Start playing at casino then if you have such a good luck that it can be turned into a profit. I think that is going to teach you some hard truths about a little thing called cognitive bias.

>Start playing at casino then if you have such a good luck that it can be turned into a profit

Did you not see the part of my post where I said that I've already played people for money at dice?

I'm also no fool with my money. Going to a casino to play would either involve risking more than I would consider an acceptable loss or basically playing for chump change. If I wanted to play $50 or lower bets I can do that without travelling and I wouldn't risk $500 on a roll of the dice.
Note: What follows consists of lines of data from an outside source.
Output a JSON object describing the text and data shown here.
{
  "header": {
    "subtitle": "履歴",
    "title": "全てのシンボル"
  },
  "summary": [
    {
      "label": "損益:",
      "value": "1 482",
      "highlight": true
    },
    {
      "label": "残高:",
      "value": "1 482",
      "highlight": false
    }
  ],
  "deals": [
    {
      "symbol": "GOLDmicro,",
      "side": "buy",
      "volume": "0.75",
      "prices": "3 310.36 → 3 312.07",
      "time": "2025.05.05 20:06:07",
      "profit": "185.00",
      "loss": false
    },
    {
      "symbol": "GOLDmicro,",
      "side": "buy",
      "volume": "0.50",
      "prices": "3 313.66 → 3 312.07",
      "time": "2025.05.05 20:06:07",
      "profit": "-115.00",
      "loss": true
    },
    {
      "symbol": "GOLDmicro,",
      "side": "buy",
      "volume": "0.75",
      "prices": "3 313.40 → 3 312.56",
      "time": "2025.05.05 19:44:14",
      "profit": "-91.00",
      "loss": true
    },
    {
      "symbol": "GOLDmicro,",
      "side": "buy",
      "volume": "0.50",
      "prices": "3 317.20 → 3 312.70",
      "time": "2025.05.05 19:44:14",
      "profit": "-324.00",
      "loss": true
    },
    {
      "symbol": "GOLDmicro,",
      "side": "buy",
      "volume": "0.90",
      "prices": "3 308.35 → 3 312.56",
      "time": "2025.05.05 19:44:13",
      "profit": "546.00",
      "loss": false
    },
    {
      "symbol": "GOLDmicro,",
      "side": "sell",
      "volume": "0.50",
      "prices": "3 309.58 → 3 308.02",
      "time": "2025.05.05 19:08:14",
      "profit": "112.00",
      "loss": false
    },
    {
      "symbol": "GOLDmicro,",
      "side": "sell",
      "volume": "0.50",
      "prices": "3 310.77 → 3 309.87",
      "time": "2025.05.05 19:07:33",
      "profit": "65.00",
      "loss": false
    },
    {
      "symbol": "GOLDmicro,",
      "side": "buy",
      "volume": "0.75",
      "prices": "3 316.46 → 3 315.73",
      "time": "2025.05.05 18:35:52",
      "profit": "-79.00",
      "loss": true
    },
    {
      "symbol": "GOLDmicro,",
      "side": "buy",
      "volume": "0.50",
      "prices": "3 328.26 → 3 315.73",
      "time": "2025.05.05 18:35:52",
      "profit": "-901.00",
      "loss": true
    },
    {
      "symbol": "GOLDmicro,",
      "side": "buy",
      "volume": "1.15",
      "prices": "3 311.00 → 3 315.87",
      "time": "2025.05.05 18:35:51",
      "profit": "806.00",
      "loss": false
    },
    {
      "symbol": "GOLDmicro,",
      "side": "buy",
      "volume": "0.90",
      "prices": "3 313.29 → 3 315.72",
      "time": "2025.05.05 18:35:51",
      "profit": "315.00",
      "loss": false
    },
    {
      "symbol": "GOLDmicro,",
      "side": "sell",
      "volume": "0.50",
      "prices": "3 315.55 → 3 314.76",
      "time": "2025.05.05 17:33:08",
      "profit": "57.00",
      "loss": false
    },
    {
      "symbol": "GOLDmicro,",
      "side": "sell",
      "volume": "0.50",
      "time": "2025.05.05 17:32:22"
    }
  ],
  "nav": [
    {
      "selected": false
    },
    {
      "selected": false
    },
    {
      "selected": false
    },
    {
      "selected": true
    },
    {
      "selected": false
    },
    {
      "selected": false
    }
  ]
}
I never said I can't roll low, just that I roll high.

What you are asking is like "oh you can make good 3-pointers? why dont you go play in the NBA? i bet you won't think you are hot shit then"

If your luck with dice is so predictable, then why are you worried about losing?

>I never said I can't roll low, just that I roll high. WHAT THE FUCK DOES THIS EVEN MEAN

I'am the opposite in general, the funny part, that everyone comments, is that i fail rolls that should be impossible to fail, i am in general unlucky, but when hits shit the fan. i always roll well. Criticals that change the fight, dices exploding and etc.I usually beat shit, be it hard or easy, but i do like Rocky would, after getting fucked.
Anyway, i also played with a similar "high roller dm" never had a problem with this, sometimes the DM will be unlucky too (Almost never, but sometimes). Keep playing and everything will be fine, help your players a bit if you are feeling bad for them.

Exactly what it sounds like.

Nothing always happens 100% of the time for anything. I generally roll in the upper 50% of possible numbers on a given die but its not as though I never roll lower than that. It isn't a japaense anime super power like you think you retard.

Also your implication that it would be advantageous in anything outside of basic craps is ludicrous. If I could throw dice and reliably manipulate the table in a casino game I wouldn't be lucky I would be a magician. Even if I could/did I would likely get my teeth knocked out in the back room if I cleared them out like that. People don't like it when they lose money in a game of chance and if they think someone can't be lucky they will think you are cheating.